Следователь. Ничего обещать вам не могу. Все решит суд.
Стапчук. Это я понимаю, понимаю… Разве я без понятия? Мне ваше мнение знать драгоценно как человека опытного, заглянувшего, можно сказать, в глубины моей души. Могу я надеяться, гражданин следователь?
Следователь. Надеяться?.. Слушайте-ка, Стапчук, — в последний раз называю вас так — тут у меня лежит досье на Ванашного Николая Трофимовича… Так вот, попейте водички и расскажите мне все, что вы знаете про этого человека.

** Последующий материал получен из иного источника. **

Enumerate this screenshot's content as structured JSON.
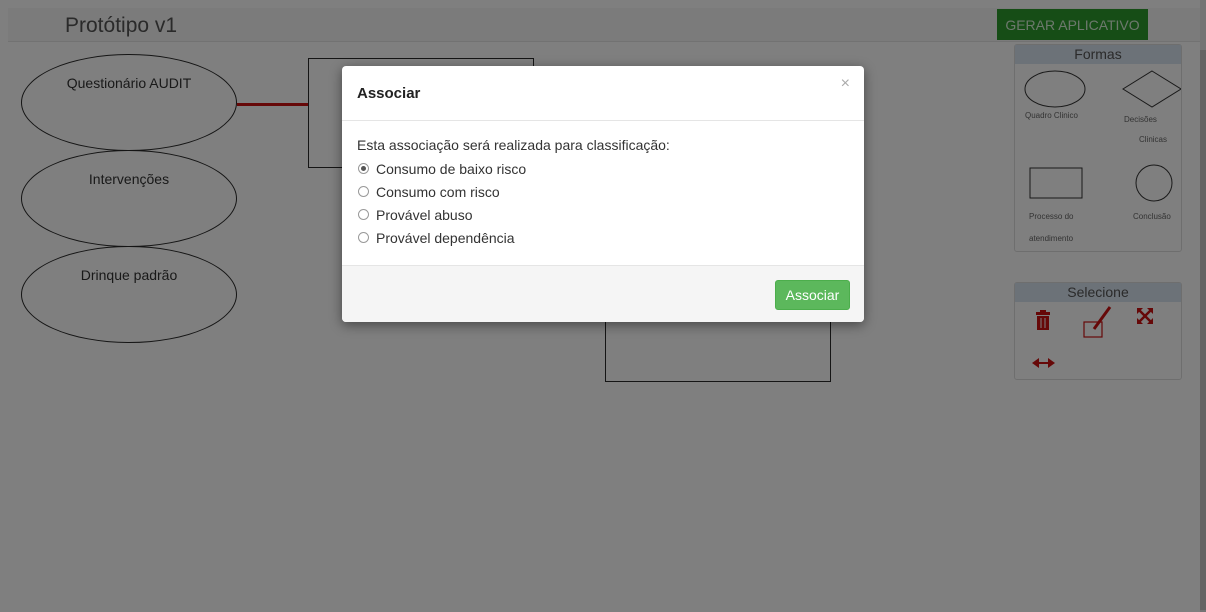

Все, что только знаете… В том числе и о том, как Ванашный присвоил себе документы убитого в нацистском концлагере рядового Советской Армии Стапчука Сидора Федоровича. Вы понимаете меня? Все и без утайки, а потом мы уточним с вами некоторые детали дела с сундуком и питоном. Заодно вы расскажете, куда спрятали валюту убитого вами Свиньина.
Стапчук. А потом?
Следователь. Тогда разговор о чистосердечном признании не будет таким беспредметным. Вы поняли?
Стапчук. Да, гражданин следователь, понял. Все сделаю, как вы велели. Все! Только можно, я дам свои показания в письменном виде? А то мысли как-то расползаются…
Следователь. Хорошо. Пишите.
Показания Ванашного Н. Т.
«Я действительно не Стапчук, а Ванашный Николай Трофимович, 1912 года рождения, уроженец Белгорода. По профессии цирковой артист. Работал, как правило, со змеями. Мои номера пользовались известностью, и я часто выезжал на гастроли. Перед самой войной наша труппа давала концерт в Гамбурге. После концерта состоялся банкет, на котором мне, видимо, что-то подмешали в водку, потому что, хотя выпил совсем мало, совершенно опьянел. Что было потом — не помню. Товарищи рассказывали, что ушел с банкета, сославшись на нездоровье. Сам я этого не помню. Однако утром я проснулся в своем номере. Все было нормально, если не считать только легкого похмелья. Я бы вообще забыл об этом случае, если бы в день прощального представления и мою артистическую уборную не пришел один человек. Имени его я не знаю, он мне не представился. Сначала я принял его за обычного поклонника, пришедшего вручить корзину цветов, но быстро понял свою ошибку. Вместо записки в корзине лежал конверт с компрометирующими меня фотографиями и копия полицейского протокола. Человек коротко рассказал мне, какие художества я выделывал в портовых кварталах Гамбурга. Фотографии и протокол вроде бы подтверждали его рассказ, но сам я ничего не помнил. Это был самый обыкновенный шантаж, но я тем не менее струсил и поддался ему. Короче говоря, я был завербован гестапо. Мне сказали, что пока от меня ничего не требуется, но, когда нужно будет, меня обязательно известят.